A ribeira da Mata nasce na Mata da Margaraça e desagua na margem esquerda do Alva, muito perto da ponte de Côja. (O local da confluência é assinalado pelos arcos que, na primeira foto, se podem distinguir por trás das escadas.) Aqui vemo-la a atravessar Benfeita, uma aldeia de 100 habitantes onde foi construída uma praia fluvial, com um açude que transformou um troço da ribeira em piscina. Mais a jusante, um vigoroso amieiro (Alnus glutinosa) regala-se nas águas que o açude vai libertando.

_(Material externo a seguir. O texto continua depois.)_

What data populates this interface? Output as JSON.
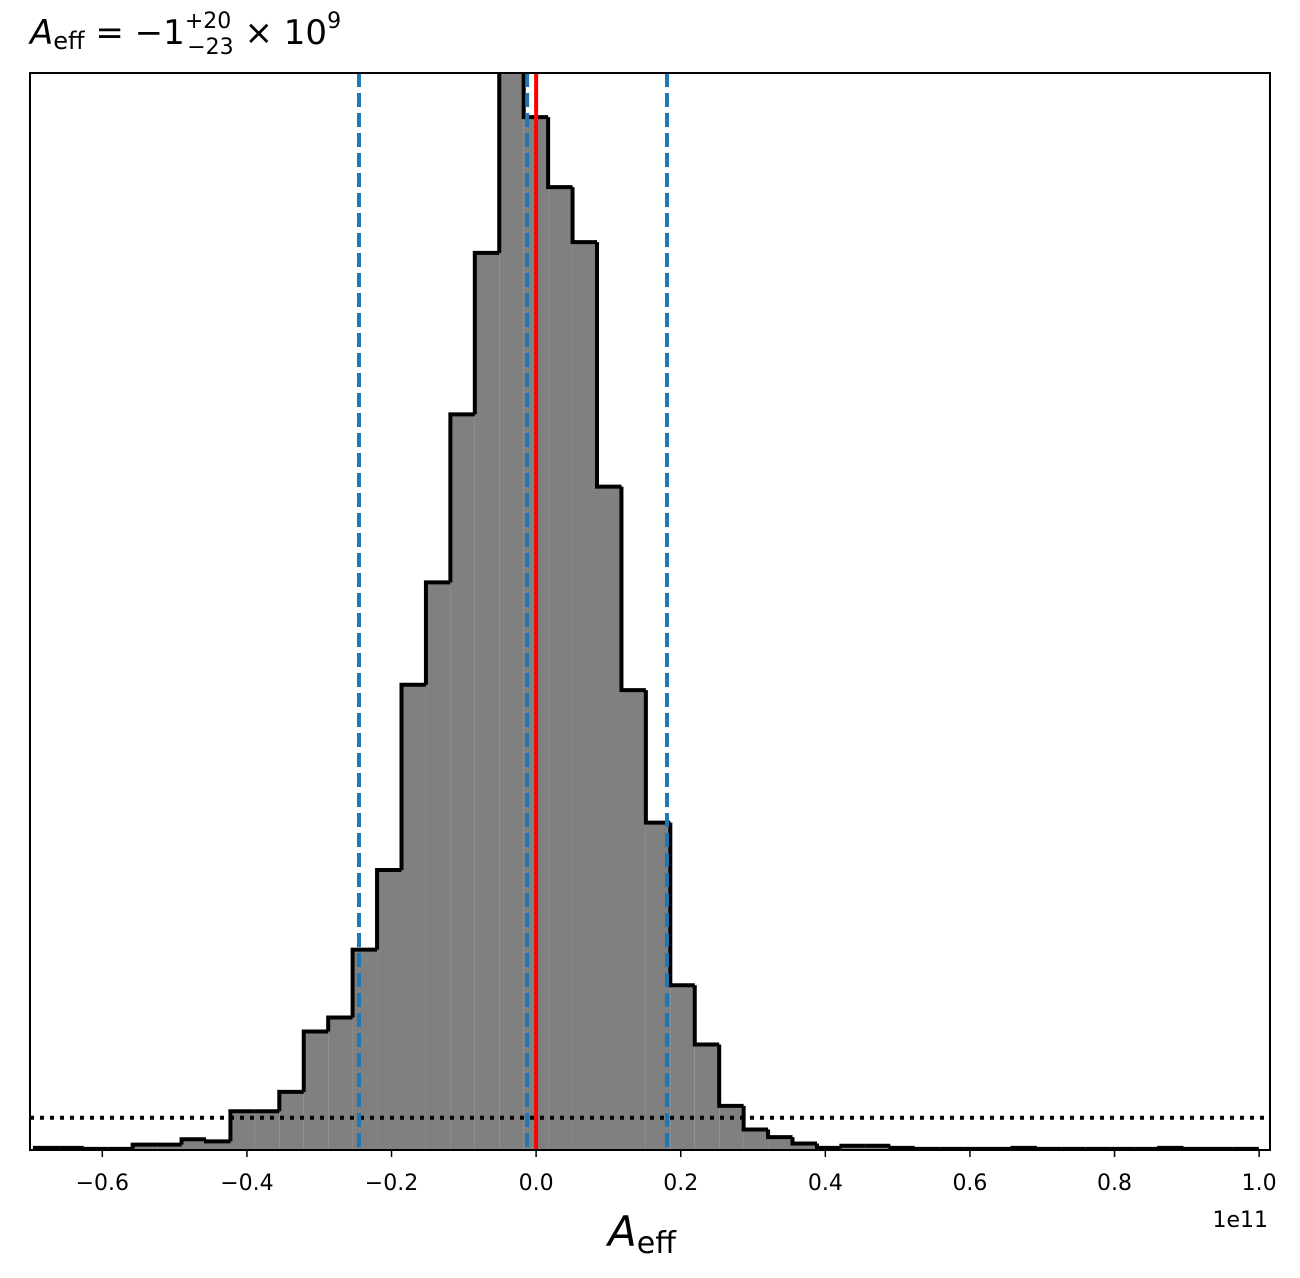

Relva Velha vista da Mata da Margaraça

A Mata da Margaraça é a jóia da coroa da Paisagem Protegida da Serra do Açor. É também o local onde, no final de Aquele Querido Mês de Agosto, encontramos a equipa de produção envolvida numa discussão sobre os sons espúrios que, segundo o realizador, se ouviriam no filme (na opinião do técnico, pelo contrário, esses sons seriam perfeitamente legítimos e apropriados). Enquanto a disputa se desenrola, a câmara vai deambulando pelo arvoredo e um microfone de braço comprido vai captando sons. Ouvem-se pássaros e, se as árvores não falam, pelo menos ostentam placas que lhes revelam os nomes. Dê ou não um filme, a Mata da Margaraça tem muito que contar, e a ela voltaremos de olhos e ouvidos bem abertos.

6 comentários :

bettips disse...

Encanto.
Verdade.
Poesia nos bocados de país/sentimento.
(devo estar a repetir-me mas é o que sinto)
Abç

José Batista da Ascenção disse...

Sim, a Mata da Margaraça tem muito que contar. Mas há quem possa contar muito mais e bem sobre a Mata da Margaraça. Experimentem visitá-la com o meu muito querido e "antigo" professor de Coimbra - o Dr Jorge Paiva. E verão então a Mata da Margaraça, muito para além do visível na Mata da Margaraça. Desculpem este meu entusiasmo, só de pensar na ideia...

Ko & theonetoo disse...

Pensei que tinham entrado em desamor pela blogosfera. Obrigado por existirem assim tão comoventemente belos.

Paulo Araújo disse...

Obrigado por comentarem. A Margaraça foi a nossa porta de entrada para as terras do Alva - que, por estarem de tal modo estragadas (como quase todo o país, aliás), não são assim tão encantadoras. Poesia? Não sei. Talvez apenas uma melancólica sensação de desperdício - e um grande filme que transfigurou aqueles lugares, sem deixar de os mostrar tais como são (e de um modo tão verdadeiro como nunca tinha visto em cinema português).

José Batista:

O que nos levou a visitar a Mata da Margaraça foi uma reportagem na revista do Parque Biológico em que era justamente entrevistado o Prof. Jorge Paiva. A ele se deve o facto de a mata ser hoje um espaço protegido.

Luz disse...

Ai que saudades das terras d´ Alva!!!

Rui Marques disse...

Isto para mim é o Portugal Melhor!

Excelente regresso de vós e que por aqui fiquem durante muito tempo.